13 April The EPA pauses a regulation that curbs the dumping of toxic metals such as arsenic and mercury by power plants into public waterways. The Obama-era rule, set to commence in 2018, would’ve destroyed jobs, according to Pruitt.
27 April The EPA successfully convinces a US appeals court to halt a challenge by states and industry groups to an Obama administration rule aimed at reducing toxic emissions from power stations. Pruitt, in his previous role as attorney general of Oklahoma, had sued the EPA to stop the rule, which is known as MATS.
23 May A three-month pause is put on landfill methane rules so they EPA can “reconsider certain aspects” of the regulation. Methane is a powerful greenhouse gas and is emitted from rotting garbage in landfills, as well as other sources such as agriculture.

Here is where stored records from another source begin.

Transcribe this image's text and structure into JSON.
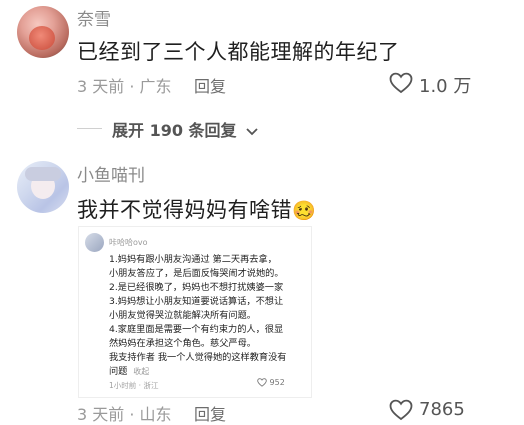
{
  "comment1": {
    "username": "奈雪",
    "text": "已经到了三个人都能理解的年纪了",
    "time": "3 天前",
    "location": "广东",
    "reply_label": "回复",
    "like_count": "1.0 万",
    "like_icon": "heart-outline-icon"
  },
  "expand_replies": {
    "label": "展开 190 条回复",
    "icon": "chevron-down-icon"
  },
  "comment2": {
    "username": "小鱼喵刊",
    "text": "我并不觉得妈妈有啥错",
    "emoji": "🥴",
    "time": "3 天前",
    "location": "山东",
    "reply_label": "回复",
    "like_count": "7865",
    "like_icon": "heart-outline-icon",
    "attached_screenshot": {
      "username": "咔哈哈ovo",
      "lines": [
        "1.妈妈有跟小朋友沟通过 第二天再去拿，",
        "小朋友答应了，是后面反悔哭闹才说她的。",
        "2.是已经很晚了，妈妈也不想打扰姨婆一家",
        "3.妈妈想让小朋友知道要说话算话，不想让",
        "小朋友觉得哭泣就能解决所有问题。",
        "4.家庭里面是需要一个有约束力的人，很显",
        "然妈妈在承担这个角色。慈父严母。",
        "我支持作者 我一个人觉得她的这样教育没有",
        "问题"
      ],
      "collapse_label": "收起",
      "time": "1小时前",
      "location": "浙江",
      "like_count": "952"
    }
  }
}
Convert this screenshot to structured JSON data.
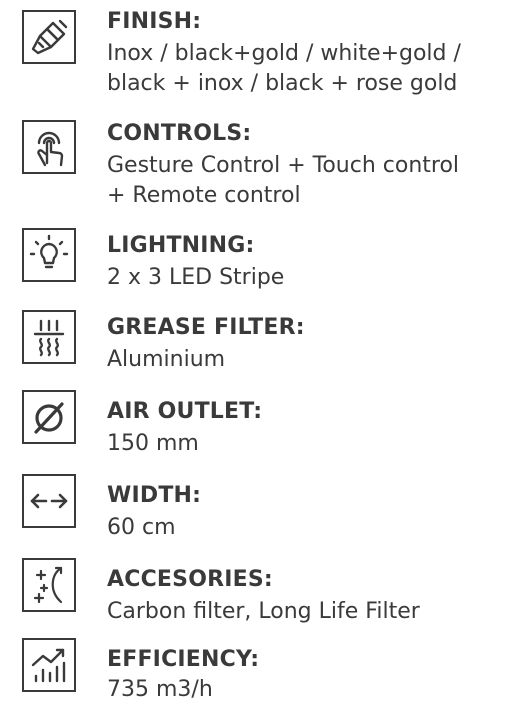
{
  "specs": [
    {
      "icon": "paintbrush-icon",
      "label": "FINISH:",
      "lines": [
        "Inox / black+gold / white+gold /",
        "black + inox / black + rose gold"
      ]
    },
    {
      "icon": "touch-hand-icon",
      "label": "CONTROLS:",
      "lines": [
        "Gesture Control + Touch control",
        "+ Remote control"
      ]
    },
    {
      "icon": "lightbulb-icon",
      "label": "LIGHTNING:",
      "lines": [
        "2 x 3 LED Stripe"
      ]
    },
    {
      "icon": "grease-filter-icon",
      "label": "GREASE FILTER:",
      "lines": [
        "Aluminium"
      ]
    },
    {
      "icon": "diameter-icon",
      "label": "AIR OUTLET:",
      "lines": [
        "150 mm"
      ]
    },
    {
      "icon": "width-arrows-icon",
      "label": "WIDTH:",
      "lines": [
        "60 cm"
      ]
    },
    {
      "icon": "sparkle-icon",
      "label": "ACCESORIES:",
      "lines": [
        "Carbon filter, Long Life Filter"
      ]
    },
    {
      "icon": "efficiency-chart-icon",
      "label": "EFFICIENCY:",
      "lines": [
        "735 m3/h"
      ]
    }
  ]
}
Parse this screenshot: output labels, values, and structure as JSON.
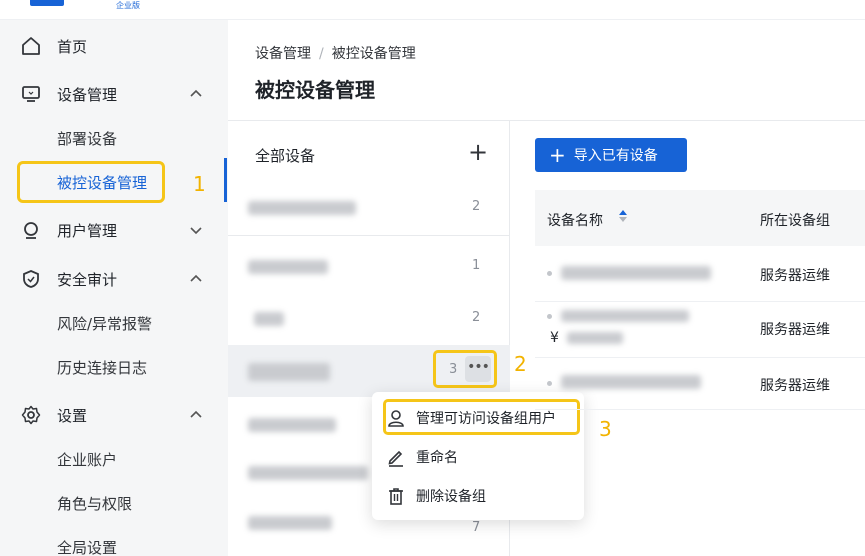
{
  "logo": {
    "subtitle": "企业版"
  },
  "sidebar": {
    "home": "首页",
    "device_mgmt": "设备管理",
    "deploy_device": "部署设备",
    "managed_devices": "被控设备管理",
    "user_mgmt": "用户管理",
    "security_audit": "安全审计",
    "risk_alerts": "风险/异常报警",
    "history_log": "历史连接日志",
    "settings": "设置",
    "enterprise_account": "企业账户",
    "roles": "角色与权限",
    "global_settings": "全局设置"
  },
  "annotations": {
    "step1": "1",
    "step2": "2",
    "step3": "3"
  },
  "breadcrumb": {
    "parent": "设备管理",
    "separator": "/",
    "current": "被控设备管理"
  },
  "page_title": "被控设备管理",
  "groups": {
    "all_label": "全部设备",
    "add_symbol": "+",
    "counts": [
      "2",
      "1",
      "2",
      "3",
      "7"
    ],
    "more_symbol": "•••"
  },
  "menu": {
    "manage_users": "管理可访问设备组用户",
    "rename": "重命名",
    "delete_group": "删除设备组"
  },
  "toolbar": {
    "import_plus": "+",
    "import_label": "导入已有设备"
  },
  "table": {
    "col_name": "设备名称",
    "col_group": "所在设备组",
    "rows": [
      {
        "group": "服务器运维"
      },
      {
        "group": "服务器运维",
        "prefix": "¥"
      },
      {
        "group": "服务器运维"
      }
    ]
  },
  "colors": {
    "accent": "#1763d6",
    "highlight": "#f5c518"
  }
}
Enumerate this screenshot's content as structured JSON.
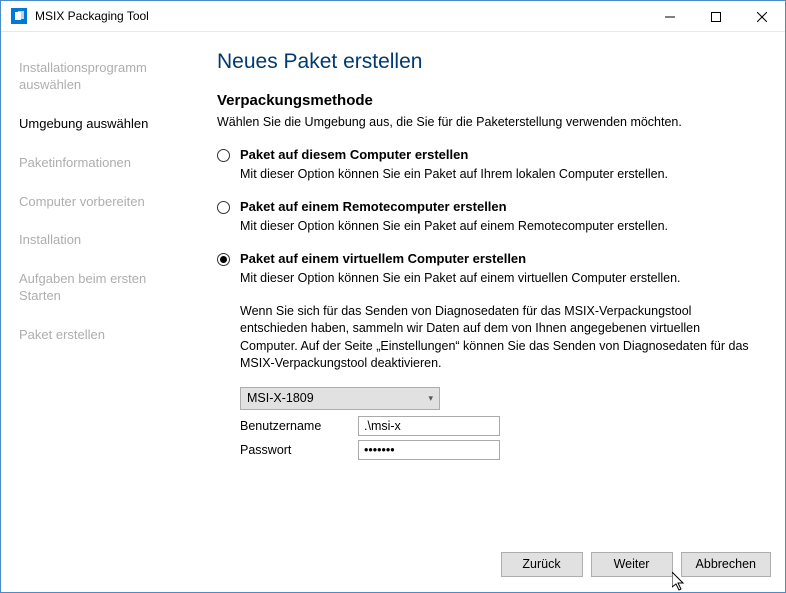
{
  "titlebar": {
    "title": "MSIX Packaging Tool"
  },
  "sidebar": {
    "items": [
      {
        "label": "Installationsprogramm auswählen"
      },
      {
        "label": "Umgebung auswählen"
      },
      {
        "label": "Paketinformationen"
      },
      {
        "label": "Computer vorbereiten"
      },
      {
        "label": "Installation"
      },
      {
        "label": "Aufgaben beim ersten Starten"
      },
      {
        "label": "Paket erstellen"
      }
    ],
    "activeIndex": 1
  },
  "main": {
    "pageTitle": "Neues Paket erstellen",
    "sectionTitle": "Verpackungsmethode",
    "sectionSub": "Wählen Sie die Umgebung aus, die Sie für die Paketerstellung verwenden möchten.",
    "options": [
      {
        "label": "Paket auf diesem Computer erstellen",
        "desc": "Mit dieser Option können Sie ein Paket auf Ihrem lokalen Computer erstellen.",
        "checked": false
      },
      {
        "label": "Paket auf einem Remotecomputer erstellen",
        "desc": "Mit dieser Option können Sie ein Paket auf einem Remotecomputer erstellen.",
        "checked": false
      },
      {
        "label": "Paket auf einem virtuellem Computer erstellen",
        "desc": "Mit dieser Option können Sie ein Paket auf einem virtuellen Computer erstellen.",
        "checked": true,
        "note": "Wenn Sie sich für das Senden von Diagnosedaten für das MSIX-Verpackungstool entschieden haben, sammeln wir Daten auf dem von Ihnen angegebenen virtuellen Computer. Auf der Seite „Einstellungen“ können Sie das Senden von Diagnosedaten für das MSIX-Verpackungstool deaktivieren."
      }
    ],
    "vmSelect": "MSI-X-1809",
    "userLabel": "Benutzername",
    "userValue": ".\\msi-x",
    "passLabel": "Passwort",
    "passValue": "•••••••"
  },
  "footer": {
    "back": "Zurück",
    "next": "Weiter",
    "cancel": "Abbrechen"
  }
}
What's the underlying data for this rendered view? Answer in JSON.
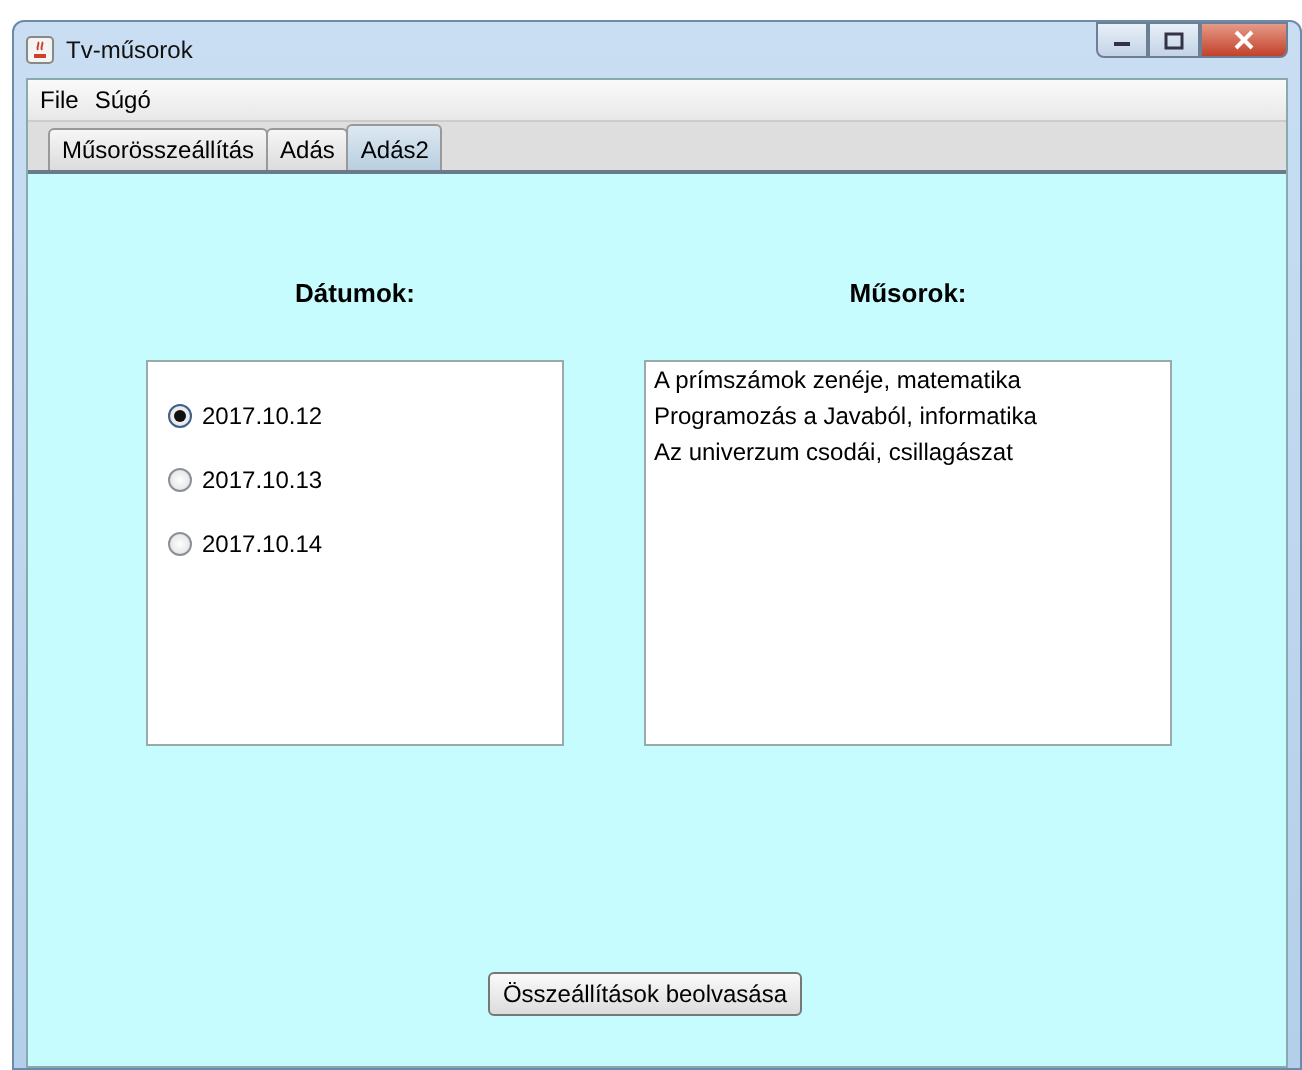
{
  "window": {
    "title": "Tv-műsorok"
  },
  "menu": [
    "File",
    "Súgó"
  ],
  "tabs": [
    {
      "label": "Műsorösszeállítás",
      "selected": false
    },
    {
      "label": "Adás",
      "selected": false
    },
    {
      "label": "Adás2",
      "selected": true
    }
  ],
  "dates": {
    "heading": "Dátumok:",
    "options": [
      {
        "label": "2017.10.12",
        "selected": true
      },
      {
        "label": "2017.10.13",
        "selected": false
      },
      {
        "label": "2017.10.14",
        "selected": false
      }
    ]
  },
  "shows": {
    "heading": "Műsorok:",
    "items": [
      "A prímszámok zenéje, matematika",
      "Programozás a Javaból, informatika",
      "Az univerzum csodái, csillagászat"
    ]
  },
  "button": "Összeállítások beolvasása"
}
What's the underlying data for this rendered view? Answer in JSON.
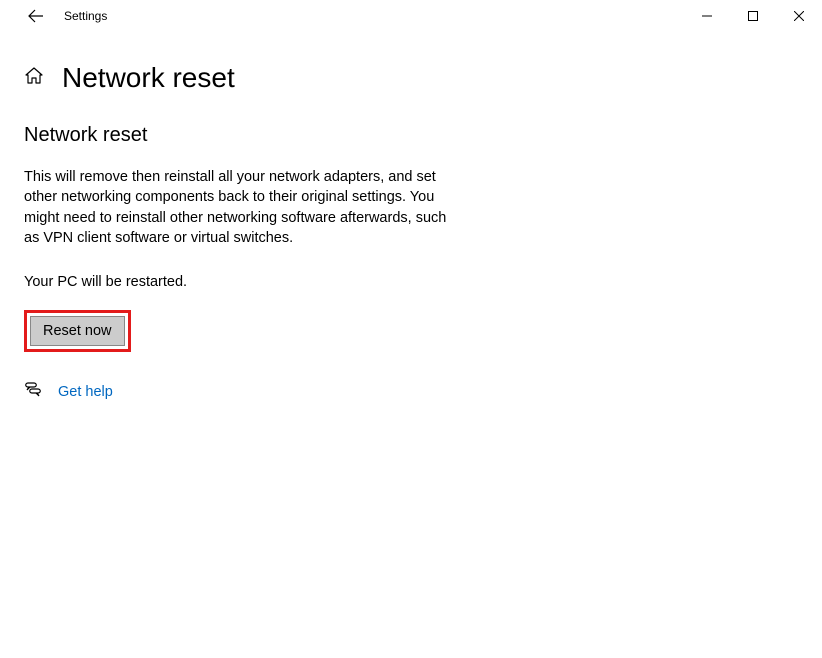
{
  "titlebar": {
    "app_name": "Settings"
  },
  "header": {
    "page_title": "Network reset"
  },
  "main": {
    "section_title": "Network reset",
    "description": "This will remove then reinstall all your network adapters, and set other networking components back to their original settings. You might need to reinstall other networking software afterwards, such as VPN client software or virtual switches.",
    "restart_note": "Your PC will be restarted.",
    "reset_button_label": "Reset now",
    "help_link_label": "Get help"
  },
  "colors": {
    "highlight_border": "#e31b1b",
    "link": "#0067c0",
    "button_bg": "#cccccc"
  }
}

13 June The EPA announces plans for a two-year pause on regulations that would reduce emissions leaks from oil and gas operators. The regulator acknowledges that pollution from the leaks results in “disproportionate” harm to children but proposes to go ahead with the suspension of the rule anyway.
27 June The EPA, along with the US army, proposes to scrap the clean water rule. This would reverse an Obama-era move that expanded federal government protections to the drinking water of around a third of all Americans. Pruitt said the rollback will provide “regulatory certainty to our nation’s farmers and businesses.” The announcement didn’t reference public health.